The idea of sshfs is to allow a mount over SSH. With this, as long as I can SSH between guest and host, I can mount the guest filesystem on the host. Any activity is transferred over SSH immediately -- a nagging problem if I use it to edit large files over a regular internet connection, pure cream if I'm editing small web files against a VM running locally. Hooray!
Installing the Virtual Machine server with VirtualBox
I won't explain everything about installing a VM because the rest of the Internet has it covered. I chose Ubuntu and VirtualBox because they work, are well documented and I have a comfort factor based on some experience.
Download your preferred Linux installer and create a new Virtual Machine. When configuring the network adapters I have Adapter 1 running as a host-only adapter so I can always reach the VM from the host, and Adapter 2 as NAT so the VM can take advantage of whichever LAN or WAN the host is using - whether that is my home wired network, wifi, or tethered 3G from my phone. In the occasional circumstance where I want to connect to the VM from a Windows box at home (e.g. Internet Explorer testing), I can enable Adapter 3 as a bridged adapter and the VM will obtain its own IP address from the home router.
Changes to the Mac
Once things are running smoothly you should be able to ssh from the Mac Terminal to the VM. Once you have Apache set up and serving files, you'll probably want to edit your hosts file on the Mac so you can call the VM's web server. From the Mac terminal, type:
sudo nano /etc/hosts
Add a line similar to this for each website you are serving. Assuming you have a host-only adapter running on Adapter 1, ensure your VM's eth0 IPv4 address is reflected.
192.168.56.101 your-dev-site-name-here
Now you should be able to browse to http://your-dev-site-name-here/ in a browser and your server will hand you back the page you've always wanted.
OSXFUSE - successor to MacFUSE
Greg's post was written in 2009 and described an OSX kernel extension and toolset called MacFUSE. This project has since been discontinued; its closest successor/fork is OSXFUSE which has maintained a compatibility layer with MacFUSE. Installing OSXFUSE is simple, and described elsewhere so I won't go into that here.

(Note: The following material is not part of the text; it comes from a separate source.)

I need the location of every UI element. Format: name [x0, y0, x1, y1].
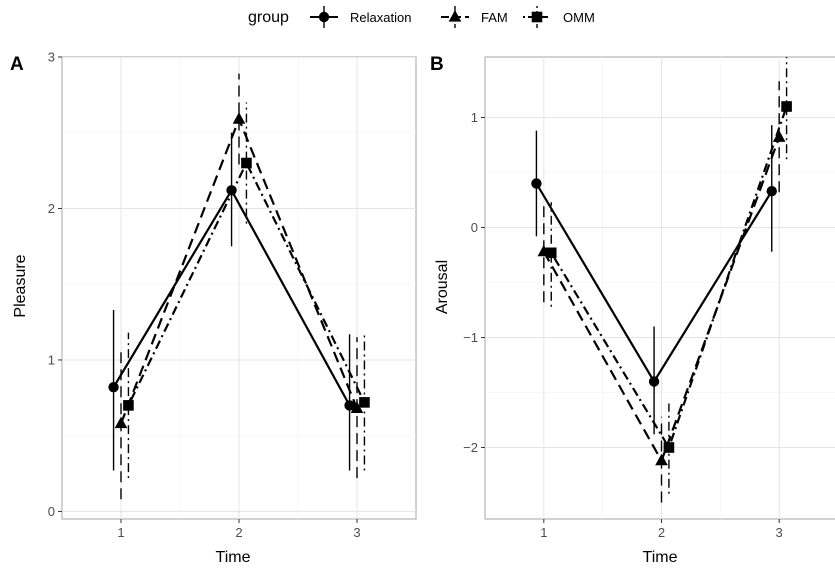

There is also a convenient GUI app which takes advantage of MacFUSE/OSXFUSE. In an example of namespace-grabbing genius, it is called Macfusion. The Macfusion.app lets you set up as many distinct connections as you might need to various places. You nominate the host, username, optional password if you don't have key pairs set up, and a point on the remote filesystem to serve as the base of the mount. You can nominate a mount point on your OSX filesystem but by default it will drop it in /Volumes alongside your main hard disk partition, and will throw an icon on your desktop if your Finder preferences allow the desktop to show connected servers.
I followed the hints on a great blog post by Chandima Cumaranatunge to select the right options in Macfusion to prevent nasty Mac hidden files being generated back on the server, etc. That post has all the nice screenshots you're wishing I'd included here.
I did run into a couple of minor bugs with Macfusion - namely it would get stuck when deleting presets, leaving a messy list of trial-and-error connections listed. These can be deleted manually if you know where to look.